Once off the seawall and into Daebudo, we made a beeline for the closest coast. Smooth asphalt roads gave way to dirt, which in turn gave way to chunky gravel, making it difficult to navigate on our top-heavy, two-wheeled vehicle. Soon enough, a quaint area of the rocky coast revealed itself. With a bed-and-breakfast acquired, we walked down for an oceanside dinner as the sun began sinking below the horizon. Enjoying a romantic dinner by the seaside was a welcome chance, even with our little pooch begging from scraps. The shores of Daebudo are packed with clams, muscles, oysters and other shelled delights. As seafood is at its best when close to the source, seafood soup, or haemulguk, was the obvious choice for our dinner.
Tranquil views give way to eerie coasts
Waking up the next morning, we headed south through the towns of Hwaseong, Danjin and Seosan. Our next destination was Ganwolam Hermitage. Ganwolam is special because of its location. At high tide, the temple, sealed off from the land, temporarily becomes an island. At low tide, the water recedes to reveal a land bridge, allowing visitors to access the temple and enjoy the historical location. Taking in the sea breeze from the hermitage builds an intense cultural and historical connection to Korea’s past. It’s easy to close your eyes and imagine monks getting swept away in spiritual tranquility by the watery isolation.

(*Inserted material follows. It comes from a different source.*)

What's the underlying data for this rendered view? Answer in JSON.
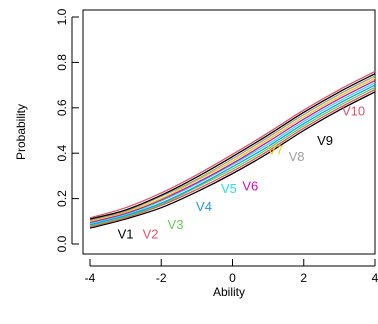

Leaving Ganwolam, we rode west towards Taean’s Mallipo Beach. About two kilometers from the beach, we ran into a mist so ominously dense it was if it had come straight from the pages of a Stephen King novel. Though turning back was an appealing option, we trudged forward. Mallipo slowly began to reveal itself, one building at a time. The sea hid behind the mist, even as the crashing waves roared. The mist shrouded the storefronts and restaurants, making for a surreal, even eerie evening walk. With no shortage of restaurants in Mallipo, we popped into one and opted for the a seafood stew, or haemuljiggae. The thick and spicy red broth perfectly complimented the fresh seafood.
Sand dunes and grassy hills
The next morning, we awoke to crystal clear skies and a beautiful view of the coastline. Packing quickly, we headed to our next destination, the sand dunes of Sindori. The dunes are a short ride from Mallipo Beach, smack in the middle of Taean’s coastline. As Korea’s only large sand dunes, they produce a singular, visually arresting landscape. Follow the pre-routed trails through the dunes to view the formations — preserve the environment by staying on the paths provided.
After a quick pit stop at the mechanic, we departed for our last location, the highland ranches of Seosan. The highland ranches comprise a visual landmark you can find southeast of Seosan, along a stretch of National Road 647. The undulating grassy hills, marked by small roads that meander through them, offer an enjoyable break from the typical countryside landscape of rice paddies and thick foliage. If you are riding through the area, it’s worth a peak.
With that, we completed our checklist of locations and started our journey back to Seoul to once again begin daydreaming of future adventures on the road.